Professor Frederic G. Young was a little like Oliver Goldsmith in the difference between his writing and his speaking. He had a force, a grace, a fluency and often an eloquence of style which found easy outlet through his pen but which his vocal organs were not flexible enough to deliver. During a classroom lecture, sometimes his whole body would be in a gesticulatory strain, because back in his mind a sentence as perfect as one of Dr. Johnson's had been formed and was being blocked in its flow by his incapable tongue and palate. When it finally found a way out in segments and these parts were duly connected on the page of a student's notebook, it had a shining merit both of substance and of form. This forensic impediment, which was not stammering, did not keep him from being a great teacher. Many of the older graduates of the University of Oregon look back with warm appreciation to the friendliness, the intellectual stimulus and guidance, the contagion of his ever fresh curiosity and the gen erally broadened horizons they received from him.

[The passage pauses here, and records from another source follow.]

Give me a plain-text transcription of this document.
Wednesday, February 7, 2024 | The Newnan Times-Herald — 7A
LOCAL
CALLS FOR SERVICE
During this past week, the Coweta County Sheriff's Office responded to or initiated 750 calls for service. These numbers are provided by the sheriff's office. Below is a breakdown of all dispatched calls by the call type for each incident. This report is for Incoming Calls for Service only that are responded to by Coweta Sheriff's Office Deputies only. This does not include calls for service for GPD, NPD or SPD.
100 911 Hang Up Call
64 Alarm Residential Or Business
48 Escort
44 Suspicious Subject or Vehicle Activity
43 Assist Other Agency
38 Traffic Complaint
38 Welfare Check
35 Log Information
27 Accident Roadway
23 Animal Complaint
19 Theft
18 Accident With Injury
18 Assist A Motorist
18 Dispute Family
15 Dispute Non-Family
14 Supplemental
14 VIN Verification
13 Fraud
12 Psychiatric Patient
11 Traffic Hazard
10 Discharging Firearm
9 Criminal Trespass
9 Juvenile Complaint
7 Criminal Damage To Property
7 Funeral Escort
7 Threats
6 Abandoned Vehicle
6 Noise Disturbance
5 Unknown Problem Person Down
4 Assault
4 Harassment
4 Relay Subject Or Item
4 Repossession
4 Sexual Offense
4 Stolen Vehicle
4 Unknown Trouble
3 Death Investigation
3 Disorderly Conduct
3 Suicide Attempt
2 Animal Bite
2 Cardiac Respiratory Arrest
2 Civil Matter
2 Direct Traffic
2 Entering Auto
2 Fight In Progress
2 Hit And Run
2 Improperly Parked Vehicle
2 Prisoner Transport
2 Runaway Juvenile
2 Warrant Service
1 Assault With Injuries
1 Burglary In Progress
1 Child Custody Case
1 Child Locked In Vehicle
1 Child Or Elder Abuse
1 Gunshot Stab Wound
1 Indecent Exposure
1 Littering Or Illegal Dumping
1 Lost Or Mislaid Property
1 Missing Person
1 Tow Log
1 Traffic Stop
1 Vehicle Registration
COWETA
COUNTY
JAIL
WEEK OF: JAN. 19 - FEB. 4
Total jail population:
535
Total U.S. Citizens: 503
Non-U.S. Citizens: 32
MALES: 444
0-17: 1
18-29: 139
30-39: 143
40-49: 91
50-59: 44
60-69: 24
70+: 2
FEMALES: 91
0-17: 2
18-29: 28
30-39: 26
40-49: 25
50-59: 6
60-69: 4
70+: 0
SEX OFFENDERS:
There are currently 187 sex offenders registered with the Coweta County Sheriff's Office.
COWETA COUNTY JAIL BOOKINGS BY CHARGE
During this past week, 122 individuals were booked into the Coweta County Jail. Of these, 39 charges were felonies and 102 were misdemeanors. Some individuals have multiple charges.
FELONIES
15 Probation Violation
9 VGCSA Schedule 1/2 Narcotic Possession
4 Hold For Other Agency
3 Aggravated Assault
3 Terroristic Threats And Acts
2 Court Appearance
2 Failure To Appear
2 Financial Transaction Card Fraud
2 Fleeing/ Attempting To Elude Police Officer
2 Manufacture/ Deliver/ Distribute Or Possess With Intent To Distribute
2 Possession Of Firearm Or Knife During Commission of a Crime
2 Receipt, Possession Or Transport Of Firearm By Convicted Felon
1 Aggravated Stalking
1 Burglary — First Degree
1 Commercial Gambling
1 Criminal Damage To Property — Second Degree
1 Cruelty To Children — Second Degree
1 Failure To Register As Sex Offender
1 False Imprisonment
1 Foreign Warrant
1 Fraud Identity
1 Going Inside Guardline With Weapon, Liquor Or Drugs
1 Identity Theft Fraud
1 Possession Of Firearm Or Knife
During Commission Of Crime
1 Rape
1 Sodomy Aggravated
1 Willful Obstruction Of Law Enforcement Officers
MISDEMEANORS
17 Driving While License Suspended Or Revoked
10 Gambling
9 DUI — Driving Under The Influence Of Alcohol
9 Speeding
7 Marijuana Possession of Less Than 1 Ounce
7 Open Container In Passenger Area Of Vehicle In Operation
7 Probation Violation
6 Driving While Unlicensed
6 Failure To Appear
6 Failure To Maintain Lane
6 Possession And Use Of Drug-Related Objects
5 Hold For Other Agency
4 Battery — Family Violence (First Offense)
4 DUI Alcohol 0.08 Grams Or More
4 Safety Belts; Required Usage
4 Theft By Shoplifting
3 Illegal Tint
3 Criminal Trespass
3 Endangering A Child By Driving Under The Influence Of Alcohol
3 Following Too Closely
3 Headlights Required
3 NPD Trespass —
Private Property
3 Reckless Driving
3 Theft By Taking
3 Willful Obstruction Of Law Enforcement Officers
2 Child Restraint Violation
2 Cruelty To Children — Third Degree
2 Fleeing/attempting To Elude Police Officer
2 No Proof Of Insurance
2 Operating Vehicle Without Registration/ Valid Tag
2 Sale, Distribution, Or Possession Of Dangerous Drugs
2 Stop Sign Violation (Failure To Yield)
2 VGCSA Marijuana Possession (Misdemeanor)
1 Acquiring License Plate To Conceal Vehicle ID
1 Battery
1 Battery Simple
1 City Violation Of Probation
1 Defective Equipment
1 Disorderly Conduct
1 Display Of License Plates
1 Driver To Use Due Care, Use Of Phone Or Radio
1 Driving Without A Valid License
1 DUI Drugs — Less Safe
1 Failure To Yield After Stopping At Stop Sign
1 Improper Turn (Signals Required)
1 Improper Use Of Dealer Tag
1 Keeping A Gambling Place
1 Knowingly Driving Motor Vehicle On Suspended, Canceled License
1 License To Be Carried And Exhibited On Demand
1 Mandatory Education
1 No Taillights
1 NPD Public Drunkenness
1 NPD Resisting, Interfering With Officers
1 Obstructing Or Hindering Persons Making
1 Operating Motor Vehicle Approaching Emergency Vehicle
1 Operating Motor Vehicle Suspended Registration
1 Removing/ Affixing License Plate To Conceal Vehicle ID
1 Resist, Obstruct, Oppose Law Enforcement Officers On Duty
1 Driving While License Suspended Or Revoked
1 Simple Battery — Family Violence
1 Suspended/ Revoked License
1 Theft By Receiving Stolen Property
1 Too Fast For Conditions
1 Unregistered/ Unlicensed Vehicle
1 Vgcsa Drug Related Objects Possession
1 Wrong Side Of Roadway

He was born on a farm in Wisconsin on June 3, 1858. After graduating in 1878 from the State Normal School at Oshkosh, he was for six years a Wisconsin high school principal. He then spent three years in Johns Hopkins University, specializing in history and economics. In 1887 he was married to Mary Luella Packard, and the same year became vice-president and instructor in history and civics in the new South Dakota State Normal School at Madison.